I closed my eyes as if the sun reflecting off the water were too bright, but it was only to hide the searing longing inside . . . “The Romans will want to know where to find him, this Horus the Avenger. Will you tell me where he is?”

“Where Horus is now, I cannot guess.”

“He’s left Meroë?” My voice rose in pitch. “He’s left the Kandake?”

“He’s with us always in spirit, Majesty, but gods go where they’re needed.”

I was crestfallen. For almost four years now, I’d yearned for Helios. Now he was gone again like a shadow. Still, he’d somehow guessed that
I
would be here. He’d promised the Kandake that I’d help her, and I would. I said, “When the negotiations begin, remember that Rome is poised to make war on Parthia. Augustus is capable of fighting more than one war at a time, but the battles aren’t finished in Spain either. Roman generals celebrate as if they’ve returned victorious over the Cantabri tribes, but then have to fight again. The Cantabri don’t stay conquered.”

“None of us do,” the ambassador said softly. “Every great power eventually tumbles down.”

Once, I’d said something similar to Maysar. I had believed it then. Now, I was less certain. “I fear that Rome is like Augustus, always at the edge of death, coming back stronger. You have an ally in me, even if it may not seem that way. The mask I wear for the Romans isn’t a true reflection of my heart.”

I only hoped that I hadn’t worn the mask so long that I forgot my own face.

Thirty-one

PINCHING my cheeks to make them appear pink with offense, I reported to the emperor. “The Meroites are insufferable. They call the Kandake a
pharaoh
, even in my presence!”

“That pricks at your Ptolemaic pride, does it?” the emperor asked, amused. “Does the ambassador know how resentful it makes you?”

“I’m not a fool, Caesar. You asked me to make them amenable to a peace treaty, so I did.”

He stroked at his chin and I could see that he was enjoying this immensely. “Tonight I’ll allow you to be present during the negotiations for peace in Egypt. You may have Livia’s place at the banquet.”

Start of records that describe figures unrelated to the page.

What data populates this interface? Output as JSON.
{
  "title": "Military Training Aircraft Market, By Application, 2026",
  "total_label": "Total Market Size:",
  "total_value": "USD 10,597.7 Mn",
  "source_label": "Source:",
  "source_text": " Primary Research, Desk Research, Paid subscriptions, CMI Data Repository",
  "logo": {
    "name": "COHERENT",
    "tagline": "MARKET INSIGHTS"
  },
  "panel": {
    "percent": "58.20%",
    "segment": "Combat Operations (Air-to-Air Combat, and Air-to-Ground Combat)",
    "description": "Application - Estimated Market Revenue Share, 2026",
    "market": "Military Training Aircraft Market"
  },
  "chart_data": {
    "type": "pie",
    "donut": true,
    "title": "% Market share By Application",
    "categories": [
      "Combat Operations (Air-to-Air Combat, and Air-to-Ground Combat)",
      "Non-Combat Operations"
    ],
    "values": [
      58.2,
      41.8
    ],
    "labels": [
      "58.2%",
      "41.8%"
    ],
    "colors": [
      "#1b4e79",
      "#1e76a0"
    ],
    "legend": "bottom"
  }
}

I bristled but not for his wife’s sake. “I don’t wish to give rise to gossip.”

“I assure you, Livia will endure it silently, as she must.”

This would only be to my detriment. Octavia had once played the silently suffering wife with my father. Caesar’s wife Calpurnia had endured with dignity his open association with my mother, engendering a hatred for Cleopatra in the hearts of sympathetic Romans. If I allowed Livia to cast herself in the role of the wronged wife, it would ruin me as it had ruined my mother. “I won’t be paraded about like Terentilla, just another mistress.”

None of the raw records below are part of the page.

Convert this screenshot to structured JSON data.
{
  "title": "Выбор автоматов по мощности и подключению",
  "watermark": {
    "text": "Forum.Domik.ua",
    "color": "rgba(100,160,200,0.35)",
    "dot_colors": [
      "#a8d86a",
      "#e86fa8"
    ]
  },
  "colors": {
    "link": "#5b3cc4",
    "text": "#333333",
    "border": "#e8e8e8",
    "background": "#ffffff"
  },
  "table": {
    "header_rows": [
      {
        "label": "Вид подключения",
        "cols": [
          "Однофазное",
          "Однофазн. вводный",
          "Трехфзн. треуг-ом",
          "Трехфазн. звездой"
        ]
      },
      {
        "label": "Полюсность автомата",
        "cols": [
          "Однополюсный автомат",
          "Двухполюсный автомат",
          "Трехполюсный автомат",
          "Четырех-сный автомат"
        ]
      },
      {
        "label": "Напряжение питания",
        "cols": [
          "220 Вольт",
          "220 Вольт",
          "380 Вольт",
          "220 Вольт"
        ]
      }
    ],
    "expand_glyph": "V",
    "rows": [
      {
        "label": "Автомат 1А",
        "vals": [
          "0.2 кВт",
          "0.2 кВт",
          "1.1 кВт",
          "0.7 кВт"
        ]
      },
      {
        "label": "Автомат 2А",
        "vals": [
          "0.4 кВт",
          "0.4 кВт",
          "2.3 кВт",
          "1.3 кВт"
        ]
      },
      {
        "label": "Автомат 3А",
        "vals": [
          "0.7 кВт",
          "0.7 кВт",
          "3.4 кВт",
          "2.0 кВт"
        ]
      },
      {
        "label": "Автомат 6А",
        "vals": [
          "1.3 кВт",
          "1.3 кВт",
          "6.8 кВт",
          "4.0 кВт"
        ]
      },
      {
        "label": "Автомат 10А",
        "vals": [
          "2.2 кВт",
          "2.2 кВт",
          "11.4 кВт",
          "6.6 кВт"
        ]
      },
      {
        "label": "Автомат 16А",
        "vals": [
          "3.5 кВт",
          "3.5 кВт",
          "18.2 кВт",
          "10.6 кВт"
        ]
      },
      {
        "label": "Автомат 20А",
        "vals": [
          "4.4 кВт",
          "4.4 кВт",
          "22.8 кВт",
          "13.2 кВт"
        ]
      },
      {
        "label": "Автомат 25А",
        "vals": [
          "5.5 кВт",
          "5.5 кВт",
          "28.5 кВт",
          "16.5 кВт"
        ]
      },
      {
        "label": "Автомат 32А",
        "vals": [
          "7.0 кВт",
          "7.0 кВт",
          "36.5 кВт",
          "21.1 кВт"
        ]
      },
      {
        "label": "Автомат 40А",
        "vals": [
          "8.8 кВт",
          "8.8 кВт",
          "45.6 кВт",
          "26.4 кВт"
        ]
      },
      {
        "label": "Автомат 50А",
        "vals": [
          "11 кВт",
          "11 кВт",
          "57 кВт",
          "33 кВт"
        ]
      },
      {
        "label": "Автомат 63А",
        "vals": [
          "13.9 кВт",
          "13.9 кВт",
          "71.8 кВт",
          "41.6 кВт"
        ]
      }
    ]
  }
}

He stared, much unspoken between us. “I assure you that you’ll be shown all due honor.”

“Not when your wife is here. I want her gone. Send Livia away.” The request had seemed natural, inevitable, but his eyes narrowed and my stomach fell away. I’d gone too far. My mother had been young, overawed by Caesar; she made requests of him, not demands. Augustus wanted that same humility from me. I had blundered.

“Go to your rooms, Selene,” he said, his voice icy. “You’re banished to your rooms like the child you still are. I’m no longer certain that you can conduct yourself properly at tonight’s negotiations.”